What distinguishes the princess cut?
The princess cut, which is also known in German as Prinzessinnenschliff, is one of the very young diamond cuts. It goes back to the London diamond cutter Arpad Nagy, who originally called his cut the "Profile Cut", but it was repeatedly referred to as the "Princess Cut", so that this name has become established. Another theory sees the origins in Basil Watermeyer's "Barion Cut". It is not possible to precisely determine who is the forefather of the Princess Cut. However, it is proven that the cut in its current form
was created by Betazel Ambar and Israel Itzkowitz in 1980. There are therefore no antique pieces of jewellery with this cut, as it is only a good 40 years old.
A princess diamond is cut with 58 facets and shows a great similarity to the round brilliant cut in the arrangement of the small surfaces. This is why this cut is also called "square modified brilliant" in professional circles. This is also part of the reason for the great success of this cut. It makes a diamond sparkle almost as perfectly as the round cut. Viewed from above, the princess cut is square; placed on the table, the diamond looks like a pyramid.

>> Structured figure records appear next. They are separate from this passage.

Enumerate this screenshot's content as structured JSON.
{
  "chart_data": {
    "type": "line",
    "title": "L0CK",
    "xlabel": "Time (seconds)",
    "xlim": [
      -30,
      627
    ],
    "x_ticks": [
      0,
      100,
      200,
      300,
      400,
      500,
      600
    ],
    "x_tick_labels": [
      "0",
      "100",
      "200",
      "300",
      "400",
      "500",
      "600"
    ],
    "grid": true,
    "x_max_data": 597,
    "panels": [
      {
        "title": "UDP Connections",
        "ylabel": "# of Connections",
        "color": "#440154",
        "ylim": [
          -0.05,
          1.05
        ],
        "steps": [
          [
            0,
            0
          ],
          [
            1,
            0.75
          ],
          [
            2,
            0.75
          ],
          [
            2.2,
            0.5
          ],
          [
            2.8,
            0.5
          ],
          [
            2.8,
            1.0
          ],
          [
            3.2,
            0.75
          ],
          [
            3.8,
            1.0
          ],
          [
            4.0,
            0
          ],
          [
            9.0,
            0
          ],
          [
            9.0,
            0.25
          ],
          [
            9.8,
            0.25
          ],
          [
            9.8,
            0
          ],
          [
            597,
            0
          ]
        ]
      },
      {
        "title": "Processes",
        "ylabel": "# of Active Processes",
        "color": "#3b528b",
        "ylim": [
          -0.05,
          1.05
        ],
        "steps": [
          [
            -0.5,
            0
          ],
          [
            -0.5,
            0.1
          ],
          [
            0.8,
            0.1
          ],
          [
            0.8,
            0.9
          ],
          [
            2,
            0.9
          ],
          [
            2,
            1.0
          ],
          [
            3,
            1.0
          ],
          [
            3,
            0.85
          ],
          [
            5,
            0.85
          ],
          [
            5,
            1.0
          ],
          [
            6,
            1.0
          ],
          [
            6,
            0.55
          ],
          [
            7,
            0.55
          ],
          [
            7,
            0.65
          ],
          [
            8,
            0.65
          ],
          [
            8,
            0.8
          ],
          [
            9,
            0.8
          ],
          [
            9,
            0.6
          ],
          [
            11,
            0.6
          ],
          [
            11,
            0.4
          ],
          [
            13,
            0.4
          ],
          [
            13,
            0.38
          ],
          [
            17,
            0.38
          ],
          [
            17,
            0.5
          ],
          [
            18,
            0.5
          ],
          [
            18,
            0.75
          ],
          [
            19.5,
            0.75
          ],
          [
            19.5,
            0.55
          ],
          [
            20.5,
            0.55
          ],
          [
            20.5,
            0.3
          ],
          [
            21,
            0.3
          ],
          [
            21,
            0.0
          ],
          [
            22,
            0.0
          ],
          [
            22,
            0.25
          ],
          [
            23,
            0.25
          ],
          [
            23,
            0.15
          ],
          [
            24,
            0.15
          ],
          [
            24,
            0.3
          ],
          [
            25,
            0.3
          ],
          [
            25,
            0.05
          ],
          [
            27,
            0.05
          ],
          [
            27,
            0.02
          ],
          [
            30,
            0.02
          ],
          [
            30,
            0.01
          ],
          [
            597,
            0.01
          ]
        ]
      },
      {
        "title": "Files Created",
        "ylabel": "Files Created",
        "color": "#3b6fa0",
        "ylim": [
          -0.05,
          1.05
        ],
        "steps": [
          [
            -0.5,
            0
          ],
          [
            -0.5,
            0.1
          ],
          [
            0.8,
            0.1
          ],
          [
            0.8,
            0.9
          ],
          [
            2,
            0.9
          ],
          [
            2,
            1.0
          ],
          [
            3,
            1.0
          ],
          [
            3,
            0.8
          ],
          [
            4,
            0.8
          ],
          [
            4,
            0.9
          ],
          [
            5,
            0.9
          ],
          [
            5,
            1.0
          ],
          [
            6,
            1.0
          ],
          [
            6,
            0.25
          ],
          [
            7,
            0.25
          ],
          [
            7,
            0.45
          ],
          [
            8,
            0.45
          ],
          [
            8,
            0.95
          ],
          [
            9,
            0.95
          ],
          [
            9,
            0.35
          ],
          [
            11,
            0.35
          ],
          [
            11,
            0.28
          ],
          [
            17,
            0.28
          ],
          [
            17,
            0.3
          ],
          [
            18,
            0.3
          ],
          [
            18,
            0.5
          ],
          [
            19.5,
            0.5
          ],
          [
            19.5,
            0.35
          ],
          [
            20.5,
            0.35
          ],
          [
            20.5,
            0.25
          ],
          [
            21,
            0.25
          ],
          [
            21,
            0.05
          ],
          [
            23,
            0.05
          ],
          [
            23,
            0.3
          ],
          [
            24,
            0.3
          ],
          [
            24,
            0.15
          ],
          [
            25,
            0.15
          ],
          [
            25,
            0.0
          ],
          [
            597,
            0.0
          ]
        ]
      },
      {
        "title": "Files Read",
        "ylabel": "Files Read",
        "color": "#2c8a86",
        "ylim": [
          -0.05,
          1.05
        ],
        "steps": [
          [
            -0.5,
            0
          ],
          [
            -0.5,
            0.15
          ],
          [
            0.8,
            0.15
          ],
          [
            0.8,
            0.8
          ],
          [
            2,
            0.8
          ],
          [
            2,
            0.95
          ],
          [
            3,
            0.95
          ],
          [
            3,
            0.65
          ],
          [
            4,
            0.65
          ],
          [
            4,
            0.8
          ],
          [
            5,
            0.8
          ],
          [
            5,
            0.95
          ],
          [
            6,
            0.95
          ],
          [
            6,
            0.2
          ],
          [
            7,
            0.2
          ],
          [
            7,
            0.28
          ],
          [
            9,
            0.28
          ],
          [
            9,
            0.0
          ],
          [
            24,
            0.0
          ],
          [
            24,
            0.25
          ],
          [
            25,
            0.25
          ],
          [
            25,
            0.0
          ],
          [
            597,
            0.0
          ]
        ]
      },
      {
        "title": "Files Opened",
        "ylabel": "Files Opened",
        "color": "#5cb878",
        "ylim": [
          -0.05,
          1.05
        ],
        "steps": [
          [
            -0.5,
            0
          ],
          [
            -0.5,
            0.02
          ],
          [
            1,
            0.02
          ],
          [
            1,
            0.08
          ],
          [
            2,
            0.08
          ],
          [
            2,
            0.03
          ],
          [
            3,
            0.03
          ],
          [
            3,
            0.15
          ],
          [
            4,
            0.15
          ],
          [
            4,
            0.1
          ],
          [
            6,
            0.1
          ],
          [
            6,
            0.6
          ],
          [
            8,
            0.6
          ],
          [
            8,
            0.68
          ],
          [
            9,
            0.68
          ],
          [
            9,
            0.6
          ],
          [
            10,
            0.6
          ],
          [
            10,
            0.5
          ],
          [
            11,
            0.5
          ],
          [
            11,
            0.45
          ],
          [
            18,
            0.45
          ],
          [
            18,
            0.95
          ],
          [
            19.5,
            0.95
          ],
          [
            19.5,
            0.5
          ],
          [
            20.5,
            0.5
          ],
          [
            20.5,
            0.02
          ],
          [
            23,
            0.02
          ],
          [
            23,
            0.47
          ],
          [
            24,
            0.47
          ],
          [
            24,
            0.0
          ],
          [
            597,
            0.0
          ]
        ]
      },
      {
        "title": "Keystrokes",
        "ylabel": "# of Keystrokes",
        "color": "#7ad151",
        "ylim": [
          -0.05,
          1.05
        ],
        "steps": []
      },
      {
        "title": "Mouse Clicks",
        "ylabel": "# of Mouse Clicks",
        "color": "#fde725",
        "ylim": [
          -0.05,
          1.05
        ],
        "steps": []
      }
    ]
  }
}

A very decisive advantage lies in the enormous yield of the cut. If a rough diamond is cut into a round brilliant, at least half of the material is lost. A rough diamond of 2 carats therefore results in a brilliant-cut diamond of 1 carat or less. With the princess cut the loss is much less, up to 80% of the rough diamond can be used. This makes the princess cut one of the most effective cuts of all. The rough diamond is used optimally here.